CFM (Cubic Feet per Minute) est la spécification la plus citée dans l'industrie des souffleurs - et la plus mal comprise. « Combien de CFM sont bons pour un ventilateur ? » n'a pas de réponse universelle, car le bon numéro dépend entièrement de ce que vous déplacez et de la vitesse à laquelle vous avez besoin de le déplacer. Voici comment calculer vos besoins réels en CFM et éviter les deux erreurs de dimensionnement les plus coûteuses.
Le CFM n'a de sens qu'avec la pression. Un ventilateur évalué à 300 CFM à 0 mbar fournira beaucoup moins de - peut-être 180 CFM - lorsqu'il est poussé contre une résistance du système de 200 mbar. En effet, les soufflantes régénératives et centrifuges suivent une courbe de performances : à mesure que la contre-pression-augmente, le débit diminue.
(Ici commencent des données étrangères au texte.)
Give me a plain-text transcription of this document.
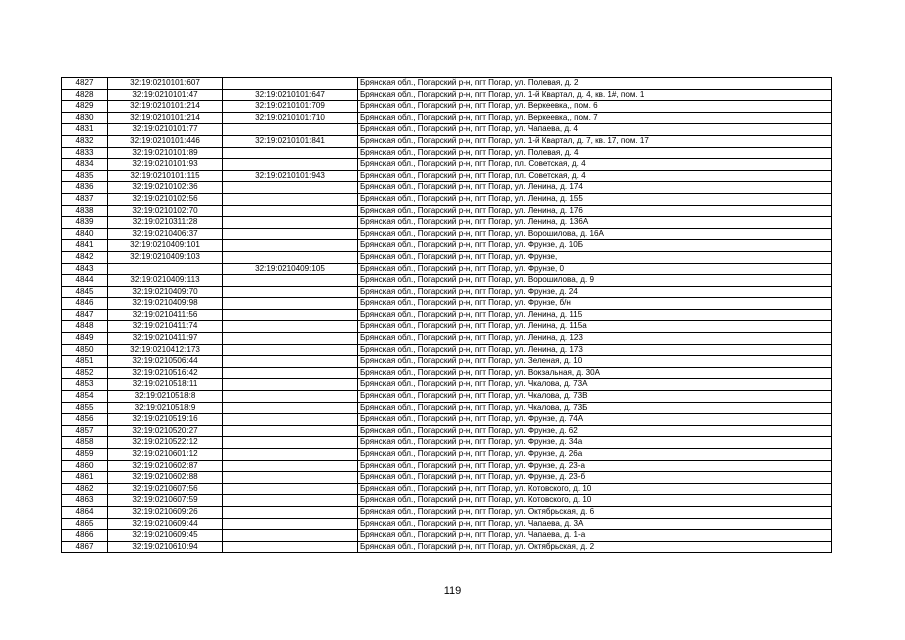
4827	32:19:0210101:607		Брянская обл., Погарский р-н, пгт Погар, ул. Полевая, д. 2
4828	32:19:0210101:47	32:19:0210101:647	Брянская обл., Погарский р-н, пгт Погар, ул. 1-й Квартал, д. 4, кв. 1#, пом. 1
4829	32:19:0210101:214	32:19:0210101:709	Брянская обл., Погарский р-н, пгт Погар, ул. Веркеевка,, пом. 6
4830	32:19:0210101:214	32:19:0210101:710	Брянская обл., Погарский р-н, пгт Погар, ул. Веркеевка,, пом. 7
4831	32:19:0210101:77		Брянская обл., Погарский р-н, пгт Погар, ул. Чапаева, д. 4
4832	32:19:0210101:446	32:19:0210101:841	Брянская обл., Погарский р-н, пгт Погар, ул. 1-й Квартал, д. 7, кв. 17, пом. 17
4833	32:19:0210101:89		Брянская обл., Погарский р-н, пгт Погар, ул. Полевая, д. 4
4834	32:19:0210101:93		Брянская обл., Погарский р-н, пгт Погар, пл. Советская, д. 4
4835	32:19:0210101:115	32:19:0210101:943	Брянская обл., Погарский р-н, пгт Погар, пл. Советская, д. 4
4836	32:19:0210102:36		Брянская обл., Погарский р-н, пгт Погар, ул. Ленина, д. 174
4837	32:19:0210102:56		Брянская обл., Погарский р-н, пгт Погар, ул. Ленина, д. 155
4838	32:19:0210102:70		Брянская обл., Погарский р-н, пгт Погар, ул. Ленина, д. 176
4839	32:19:0210311:28		Брянская обл., Погарский р-н, пгт Погар, ул. Ленина, д. 136А
4840	32:19:0210406:37		Брянская обл., Погарский р-н, пгт Погар, ул. Ворошилова, д. 16А
4841	32:19:0210409:101		Брянская обл., Погарский р-н, пгт Погар, ул. Фрунзе, д. 10Б
4842	32:19:0210409:103		Брянская обл., Погарский р-н, пгт Погар, ул. Фрунзе,
4843		32:19:0210409:105	Брянская обл., Погарский р-н, пгт Погар, ул. Фрунзе, 0
4844	32:19:0210409:113		Брянская обл., Погарский р-н, пгт Погар, ул. Ворошилова, д. 9
4845	32:19:0210409:70		Брянская обл., Погарский р-н, пгт Погар, ул. Фрунзе, д. 24
4846	32:19:0210409:98		Брянская обл., Погарский р-н, пгт Погар, ул. Фрунзе, б/н
4847	32:19:0210411:56		Брянская обл., Погарский р-н, пгт Погар, ул. Ленина, д. 115
4848	32:19:0210411:74		Брянская обл., Погарский р-н, пгт Погар, ул. Ленина, д. 115а
4849	32:19:0210411:97		Брянская обл., Погарский р-н, пгт Погар, ул. Ленина, д. 123
4850	32:19:0210412:173		Брянская обл., Погарский р-н, пгт Погар, ул. Ленина, д. 173
4851	32:19:0210506:44		Брянская обл., Погарский р-н, пгт Погар, ул. Зеленая, д. 10
4852	32:19:0210516:42		Брянская обл., Погарский р-н, пгт Погар, ул. Вокзальная, д. 30А
4853	32:19:0210518:11		Брянская обл., Погарский р-н, пгт Погар, ул. Чкалова, д. 73А
4854	32:19:0210518:8		Брянская обл., Погарский р-н, пгт Погар, ул. Чкалова, д. 73В
4855	32:19:0210518:9		Брянская обл., Погарский р-н, пгт Погар, ул. Чкалова, д. 73Б
4856	32:19:0210519:16		Брянская обл., Погарский р-н, пгт Погар, ул. Фрунзе, д. 74А
4857	32:19:0210520:27		Брянская обл., Погарский р-н, пгт Погар, ул. Фрунзе, д. 62
4858	32:19:0210522:12		Брянская обл., Погарский р-н, пгт Погар, ул. Фрунзе, д. 34а
4859	32:19:0210601:12		Брянская обл., Погарский р-н, пгт Погар, ул. Фрунзе, д. 26а
4860	32:19:0210602:87		Брянская обл., Погарский р-н, пгт Погар, ул. Фрунзе, д. 23-а
4861	32:19:0210602:88		Брянская обл., Погарский р-н, пгт Погар, ул. Фрунзе, д. 23-б
4862	32:19:0210607:56		Брянская обл., Погарский р-н, пгт Погар, ул. Котовского, д. 10
4863	32:19:0210607:59		Брянская обл., Погарский р-н, пгт Погар, ул. Котовского, д. 10
4864	32:19:0210609:26		Брянская обл., Погарский р-н, пгт Погар, ул. Октябрьская, д. 6
4865	32:19:0210609:44		Брянская обл., Погарский р-н, пгт Погар, ул. Чапаева, д. 3А
4866	32:19:0210609:45		Брянская обл., Погарский р-н, пгт Погар, ул. Чапаева, д. 1-а
4867	32:19:0210610:94		Брянская обл., Погарский р-н, пгт Погар, ул. Октябрьская, д. 2
119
Les surpresseurs volumétriques sont moins sensibles à la pression-mais perdent quand même un peu de débit à cause des fuites internes.
De nombreux acheteurs optent par défaut pour « plus c'est gros, mieux c'est » et commandent un ventilateur de 10 HP alors qu'une unité de 3 HP suffirait. Cela vous coûte deux fois : un prix d'achat plus élevé et une consommation électrique toujours plus élevée. Un moteur de 7,5 kW fonctionnant inutilement coûte environ 3 000 à 5 000 $ de plus par an en électricité par rapport à une unité de 2,2 kW de taille appropriée (à 0,12 $/kWh, fonctionnement 24h/24 et 7j/7).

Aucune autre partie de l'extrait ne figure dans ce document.